Jeanne Clery Disclosure of Campus Security Policy
& Campus Crime Statistics Act
The Jeanne Clery Disclosure of Campus Security Policy and Campus Crime Statistics Act is the landmark federal law, originally known as the Campus Security Act, that requires colleges and universities across the United States to disclose information about crime on and around their campuses. Because the law is tied to participation in federal student financial aid programs it applies to most institutions of higher education both public and private. It is enforced by the U.S. Department of Education. The “Clery Act” is named in memory of 19 year old Lehigh University freshman Jeanne Ann Clery (pictured left) who was raped and murdered while asleep in her residence hall room on April 5, 1986.
Jeanne’s parents, Connie and Howard, discovered that students hadn’t been told about 38 violent crimes on the Lehigh campus in the three years before her murder. They joined with other campus crime victims and persuaded Congress to enact this law, which was originally known as the “Crime Awareness and Campus Security Act of 1990.”

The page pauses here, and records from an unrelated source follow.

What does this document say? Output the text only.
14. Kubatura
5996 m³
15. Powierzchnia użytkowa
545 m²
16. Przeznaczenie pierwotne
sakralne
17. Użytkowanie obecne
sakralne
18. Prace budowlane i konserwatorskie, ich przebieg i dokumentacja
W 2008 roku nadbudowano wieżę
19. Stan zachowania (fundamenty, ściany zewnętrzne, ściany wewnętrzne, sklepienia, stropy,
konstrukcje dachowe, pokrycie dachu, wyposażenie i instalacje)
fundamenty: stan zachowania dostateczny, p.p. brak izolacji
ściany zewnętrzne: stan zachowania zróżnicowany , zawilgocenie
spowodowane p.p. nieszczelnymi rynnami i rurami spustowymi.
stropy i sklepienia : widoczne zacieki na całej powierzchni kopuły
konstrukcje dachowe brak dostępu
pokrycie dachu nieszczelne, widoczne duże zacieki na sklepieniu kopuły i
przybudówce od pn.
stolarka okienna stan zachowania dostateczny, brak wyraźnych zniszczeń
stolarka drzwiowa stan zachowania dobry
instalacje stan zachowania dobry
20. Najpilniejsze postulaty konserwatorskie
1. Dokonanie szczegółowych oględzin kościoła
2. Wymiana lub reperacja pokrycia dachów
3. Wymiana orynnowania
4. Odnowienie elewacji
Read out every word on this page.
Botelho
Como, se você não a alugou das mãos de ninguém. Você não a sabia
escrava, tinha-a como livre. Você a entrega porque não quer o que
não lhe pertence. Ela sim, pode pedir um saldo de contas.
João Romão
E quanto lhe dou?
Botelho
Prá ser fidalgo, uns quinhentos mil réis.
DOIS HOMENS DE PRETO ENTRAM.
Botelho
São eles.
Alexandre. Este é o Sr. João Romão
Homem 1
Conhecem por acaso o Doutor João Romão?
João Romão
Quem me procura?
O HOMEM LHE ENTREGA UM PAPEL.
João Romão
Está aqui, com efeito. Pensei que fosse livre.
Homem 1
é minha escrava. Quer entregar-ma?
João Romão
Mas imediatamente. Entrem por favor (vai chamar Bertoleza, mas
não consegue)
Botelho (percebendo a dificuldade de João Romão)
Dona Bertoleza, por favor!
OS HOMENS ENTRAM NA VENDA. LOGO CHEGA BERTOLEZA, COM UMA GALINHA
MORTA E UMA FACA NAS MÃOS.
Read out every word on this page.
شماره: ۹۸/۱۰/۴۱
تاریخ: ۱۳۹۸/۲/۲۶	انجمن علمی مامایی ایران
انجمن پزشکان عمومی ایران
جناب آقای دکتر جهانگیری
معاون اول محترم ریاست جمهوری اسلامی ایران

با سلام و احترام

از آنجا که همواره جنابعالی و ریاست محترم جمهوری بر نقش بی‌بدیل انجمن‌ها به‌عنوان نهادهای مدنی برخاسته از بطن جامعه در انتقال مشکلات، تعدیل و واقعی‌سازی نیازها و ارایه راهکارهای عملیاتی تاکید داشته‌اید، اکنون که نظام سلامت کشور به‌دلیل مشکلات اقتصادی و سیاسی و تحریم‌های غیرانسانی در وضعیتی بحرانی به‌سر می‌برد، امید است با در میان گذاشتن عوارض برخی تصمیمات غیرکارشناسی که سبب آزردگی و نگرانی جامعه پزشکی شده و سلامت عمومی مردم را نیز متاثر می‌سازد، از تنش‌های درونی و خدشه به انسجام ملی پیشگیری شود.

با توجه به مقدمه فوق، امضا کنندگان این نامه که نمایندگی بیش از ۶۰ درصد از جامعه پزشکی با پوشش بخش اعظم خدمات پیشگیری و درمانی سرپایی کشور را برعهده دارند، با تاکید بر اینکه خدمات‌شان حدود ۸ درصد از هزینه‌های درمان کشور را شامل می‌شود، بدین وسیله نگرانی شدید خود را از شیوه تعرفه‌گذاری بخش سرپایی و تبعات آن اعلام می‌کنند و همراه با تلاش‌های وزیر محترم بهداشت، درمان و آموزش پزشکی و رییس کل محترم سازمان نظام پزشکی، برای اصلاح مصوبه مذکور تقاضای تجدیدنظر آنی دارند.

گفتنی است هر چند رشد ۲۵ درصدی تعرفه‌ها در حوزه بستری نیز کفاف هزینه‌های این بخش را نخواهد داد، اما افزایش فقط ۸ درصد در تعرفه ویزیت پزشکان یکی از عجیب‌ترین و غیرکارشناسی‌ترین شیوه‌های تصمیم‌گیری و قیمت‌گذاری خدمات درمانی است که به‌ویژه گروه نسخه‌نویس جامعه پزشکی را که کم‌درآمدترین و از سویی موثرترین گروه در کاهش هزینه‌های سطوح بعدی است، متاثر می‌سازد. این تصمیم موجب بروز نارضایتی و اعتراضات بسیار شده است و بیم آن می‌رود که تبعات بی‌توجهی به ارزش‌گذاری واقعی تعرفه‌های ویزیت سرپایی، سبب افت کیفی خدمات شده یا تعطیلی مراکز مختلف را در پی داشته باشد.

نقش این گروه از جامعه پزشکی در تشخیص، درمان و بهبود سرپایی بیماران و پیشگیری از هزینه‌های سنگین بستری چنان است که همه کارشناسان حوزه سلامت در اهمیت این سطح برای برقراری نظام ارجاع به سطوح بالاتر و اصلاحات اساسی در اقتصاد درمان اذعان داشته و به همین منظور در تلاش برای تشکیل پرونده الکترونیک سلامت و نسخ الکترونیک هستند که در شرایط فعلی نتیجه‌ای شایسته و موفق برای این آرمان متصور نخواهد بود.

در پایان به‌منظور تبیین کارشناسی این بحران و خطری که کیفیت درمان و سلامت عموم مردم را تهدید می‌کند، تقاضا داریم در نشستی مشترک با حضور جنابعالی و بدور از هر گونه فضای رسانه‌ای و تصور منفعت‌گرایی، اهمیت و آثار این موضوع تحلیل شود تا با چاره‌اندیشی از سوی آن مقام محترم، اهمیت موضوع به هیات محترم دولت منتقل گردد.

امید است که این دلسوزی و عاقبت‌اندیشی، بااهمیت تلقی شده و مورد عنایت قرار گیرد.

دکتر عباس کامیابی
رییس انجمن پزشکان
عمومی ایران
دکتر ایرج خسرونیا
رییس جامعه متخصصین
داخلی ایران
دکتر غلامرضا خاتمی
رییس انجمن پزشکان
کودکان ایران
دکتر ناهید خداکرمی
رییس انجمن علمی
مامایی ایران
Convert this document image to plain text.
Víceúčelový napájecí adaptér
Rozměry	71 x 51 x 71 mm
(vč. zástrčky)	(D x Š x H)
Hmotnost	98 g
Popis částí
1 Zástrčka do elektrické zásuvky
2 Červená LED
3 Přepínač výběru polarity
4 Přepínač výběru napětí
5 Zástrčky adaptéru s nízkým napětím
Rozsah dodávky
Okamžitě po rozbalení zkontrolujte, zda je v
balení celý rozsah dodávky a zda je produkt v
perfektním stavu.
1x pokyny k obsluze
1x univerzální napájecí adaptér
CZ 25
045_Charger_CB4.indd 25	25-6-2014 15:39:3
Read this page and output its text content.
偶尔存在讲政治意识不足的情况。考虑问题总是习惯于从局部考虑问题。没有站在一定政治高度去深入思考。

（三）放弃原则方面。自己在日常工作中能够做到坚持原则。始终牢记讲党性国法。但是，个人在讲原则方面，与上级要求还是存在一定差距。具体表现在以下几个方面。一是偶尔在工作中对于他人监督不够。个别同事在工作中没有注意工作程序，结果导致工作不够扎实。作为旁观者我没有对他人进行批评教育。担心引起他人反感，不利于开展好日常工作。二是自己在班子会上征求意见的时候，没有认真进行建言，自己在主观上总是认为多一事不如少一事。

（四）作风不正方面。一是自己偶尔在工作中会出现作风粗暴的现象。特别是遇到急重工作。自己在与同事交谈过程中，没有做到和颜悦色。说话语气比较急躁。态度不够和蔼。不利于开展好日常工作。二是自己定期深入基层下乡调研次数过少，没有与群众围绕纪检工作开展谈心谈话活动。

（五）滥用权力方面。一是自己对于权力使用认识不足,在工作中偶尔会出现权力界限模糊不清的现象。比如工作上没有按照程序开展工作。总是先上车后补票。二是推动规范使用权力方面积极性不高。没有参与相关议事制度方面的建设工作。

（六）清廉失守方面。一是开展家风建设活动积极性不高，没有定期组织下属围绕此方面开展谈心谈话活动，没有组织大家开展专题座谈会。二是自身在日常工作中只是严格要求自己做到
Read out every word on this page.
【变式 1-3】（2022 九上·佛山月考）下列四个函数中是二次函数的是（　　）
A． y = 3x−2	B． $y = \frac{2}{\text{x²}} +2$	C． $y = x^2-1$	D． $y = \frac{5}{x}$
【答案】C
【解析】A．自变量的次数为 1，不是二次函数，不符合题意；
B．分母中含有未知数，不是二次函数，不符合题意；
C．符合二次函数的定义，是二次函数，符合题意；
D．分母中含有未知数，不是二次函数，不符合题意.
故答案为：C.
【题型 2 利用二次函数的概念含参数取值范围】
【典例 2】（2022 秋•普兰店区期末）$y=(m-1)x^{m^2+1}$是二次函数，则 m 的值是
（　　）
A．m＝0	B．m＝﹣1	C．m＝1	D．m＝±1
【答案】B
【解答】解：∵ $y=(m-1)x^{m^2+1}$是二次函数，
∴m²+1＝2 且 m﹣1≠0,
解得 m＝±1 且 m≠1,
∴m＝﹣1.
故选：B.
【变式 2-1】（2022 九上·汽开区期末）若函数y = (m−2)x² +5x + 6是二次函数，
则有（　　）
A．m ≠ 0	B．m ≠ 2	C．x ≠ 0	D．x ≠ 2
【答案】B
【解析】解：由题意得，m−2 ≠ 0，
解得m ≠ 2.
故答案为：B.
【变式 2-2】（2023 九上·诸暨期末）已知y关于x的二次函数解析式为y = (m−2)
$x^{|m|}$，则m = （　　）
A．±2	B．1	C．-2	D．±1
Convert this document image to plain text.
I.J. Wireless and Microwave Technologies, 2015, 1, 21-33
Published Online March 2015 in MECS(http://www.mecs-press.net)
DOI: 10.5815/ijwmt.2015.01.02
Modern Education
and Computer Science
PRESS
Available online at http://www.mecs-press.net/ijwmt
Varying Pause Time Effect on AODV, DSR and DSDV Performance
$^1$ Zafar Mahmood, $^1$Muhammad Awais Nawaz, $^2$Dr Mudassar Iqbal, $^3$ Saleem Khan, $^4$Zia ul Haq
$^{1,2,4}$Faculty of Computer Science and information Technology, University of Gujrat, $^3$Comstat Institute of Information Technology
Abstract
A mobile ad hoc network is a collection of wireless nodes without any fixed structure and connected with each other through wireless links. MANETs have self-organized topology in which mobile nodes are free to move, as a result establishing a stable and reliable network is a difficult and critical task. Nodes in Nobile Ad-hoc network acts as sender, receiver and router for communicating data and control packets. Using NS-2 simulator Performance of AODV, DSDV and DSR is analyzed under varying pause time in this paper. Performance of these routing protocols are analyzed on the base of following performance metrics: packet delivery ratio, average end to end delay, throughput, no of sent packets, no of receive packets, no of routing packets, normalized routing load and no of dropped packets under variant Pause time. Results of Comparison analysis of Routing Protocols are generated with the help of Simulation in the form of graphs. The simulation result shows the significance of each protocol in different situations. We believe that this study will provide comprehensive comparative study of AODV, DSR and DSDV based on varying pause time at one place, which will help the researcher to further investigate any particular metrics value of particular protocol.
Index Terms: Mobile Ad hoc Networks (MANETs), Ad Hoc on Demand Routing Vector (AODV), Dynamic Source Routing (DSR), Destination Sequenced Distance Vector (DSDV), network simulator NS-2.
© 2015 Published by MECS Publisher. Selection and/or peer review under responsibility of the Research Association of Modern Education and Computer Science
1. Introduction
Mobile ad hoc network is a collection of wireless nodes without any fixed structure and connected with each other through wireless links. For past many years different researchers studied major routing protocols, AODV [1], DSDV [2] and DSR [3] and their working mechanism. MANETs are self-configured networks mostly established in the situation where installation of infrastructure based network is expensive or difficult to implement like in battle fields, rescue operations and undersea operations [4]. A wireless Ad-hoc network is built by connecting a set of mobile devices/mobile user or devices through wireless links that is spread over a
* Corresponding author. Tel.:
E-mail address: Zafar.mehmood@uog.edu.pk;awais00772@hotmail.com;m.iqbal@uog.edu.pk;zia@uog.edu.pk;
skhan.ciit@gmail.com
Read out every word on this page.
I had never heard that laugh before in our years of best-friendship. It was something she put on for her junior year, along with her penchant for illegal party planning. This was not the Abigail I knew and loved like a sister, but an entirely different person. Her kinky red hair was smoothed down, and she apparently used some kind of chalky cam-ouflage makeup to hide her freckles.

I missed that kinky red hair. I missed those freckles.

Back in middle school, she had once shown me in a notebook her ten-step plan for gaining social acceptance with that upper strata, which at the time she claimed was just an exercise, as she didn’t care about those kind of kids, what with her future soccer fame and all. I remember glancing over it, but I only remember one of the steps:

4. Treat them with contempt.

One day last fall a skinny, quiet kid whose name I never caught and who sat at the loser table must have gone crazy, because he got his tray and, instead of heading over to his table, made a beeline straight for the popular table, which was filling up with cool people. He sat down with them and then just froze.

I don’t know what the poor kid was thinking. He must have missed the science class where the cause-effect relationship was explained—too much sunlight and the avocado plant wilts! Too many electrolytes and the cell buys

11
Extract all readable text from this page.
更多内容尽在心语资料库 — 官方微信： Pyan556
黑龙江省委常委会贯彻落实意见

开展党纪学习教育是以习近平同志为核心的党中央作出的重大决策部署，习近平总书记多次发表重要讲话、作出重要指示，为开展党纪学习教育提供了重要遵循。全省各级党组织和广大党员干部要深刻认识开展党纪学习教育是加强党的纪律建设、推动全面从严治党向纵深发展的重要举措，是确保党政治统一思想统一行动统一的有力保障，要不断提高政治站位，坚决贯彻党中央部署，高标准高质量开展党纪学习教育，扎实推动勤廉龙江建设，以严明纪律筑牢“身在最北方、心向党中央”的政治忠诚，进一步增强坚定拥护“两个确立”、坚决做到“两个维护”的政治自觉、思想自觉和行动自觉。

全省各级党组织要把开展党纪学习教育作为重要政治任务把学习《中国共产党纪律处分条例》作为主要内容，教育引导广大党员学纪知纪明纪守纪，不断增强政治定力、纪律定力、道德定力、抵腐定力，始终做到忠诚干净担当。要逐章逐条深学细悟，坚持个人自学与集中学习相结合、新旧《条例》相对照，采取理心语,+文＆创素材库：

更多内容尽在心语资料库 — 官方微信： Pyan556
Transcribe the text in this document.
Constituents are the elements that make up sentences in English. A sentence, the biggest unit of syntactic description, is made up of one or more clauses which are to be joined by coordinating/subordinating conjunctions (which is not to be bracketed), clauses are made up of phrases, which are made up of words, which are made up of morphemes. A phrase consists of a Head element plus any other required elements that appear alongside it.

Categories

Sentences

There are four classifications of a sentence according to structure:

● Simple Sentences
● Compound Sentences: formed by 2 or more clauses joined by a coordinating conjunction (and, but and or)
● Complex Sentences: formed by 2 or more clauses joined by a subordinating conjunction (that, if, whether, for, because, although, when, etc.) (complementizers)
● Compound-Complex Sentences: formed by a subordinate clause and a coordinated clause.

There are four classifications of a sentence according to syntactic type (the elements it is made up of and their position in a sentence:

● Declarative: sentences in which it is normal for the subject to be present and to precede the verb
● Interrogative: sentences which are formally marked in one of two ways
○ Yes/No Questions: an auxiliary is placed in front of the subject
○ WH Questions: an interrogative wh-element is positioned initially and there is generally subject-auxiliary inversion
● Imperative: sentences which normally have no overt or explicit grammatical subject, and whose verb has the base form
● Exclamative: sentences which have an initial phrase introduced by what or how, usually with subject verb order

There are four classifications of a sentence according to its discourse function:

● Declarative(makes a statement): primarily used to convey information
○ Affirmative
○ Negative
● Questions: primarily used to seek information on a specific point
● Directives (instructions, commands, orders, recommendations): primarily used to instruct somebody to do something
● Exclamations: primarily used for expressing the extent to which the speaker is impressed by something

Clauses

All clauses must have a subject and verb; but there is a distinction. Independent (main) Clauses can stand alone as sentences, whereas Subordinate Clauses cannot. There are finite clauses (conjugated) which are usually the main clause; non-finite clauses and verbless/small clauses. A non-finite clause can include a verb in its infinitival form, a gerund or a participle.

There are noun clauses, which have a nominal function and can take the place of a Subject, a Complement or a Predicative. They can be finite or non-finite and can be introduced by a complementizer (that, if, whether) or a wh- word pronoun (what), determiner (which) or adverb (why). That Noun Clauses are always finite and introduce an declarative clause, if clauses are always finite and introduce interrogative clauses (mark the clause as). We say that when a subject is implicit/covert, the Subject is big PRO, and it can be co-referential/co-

The law was amended in 1992 to add a requirement that schools afford the victims of campus sexual assault certain basic rights, and was amended again in 1998 to expand the reporting requirements. The 1998 amendments also formally named the law in memory of Jeanne Clery. The law was most amended in 2000 to require schools beginning in 2003 to notify the campus community about where public “Megan’s Law” information about registered sex offenders on campus could be obtained. All California Megan’s Law information is now accessible on the California Department of Justice website.
Sexual offender information can also be obtained using federal classification criteria on the Family Watchdog website.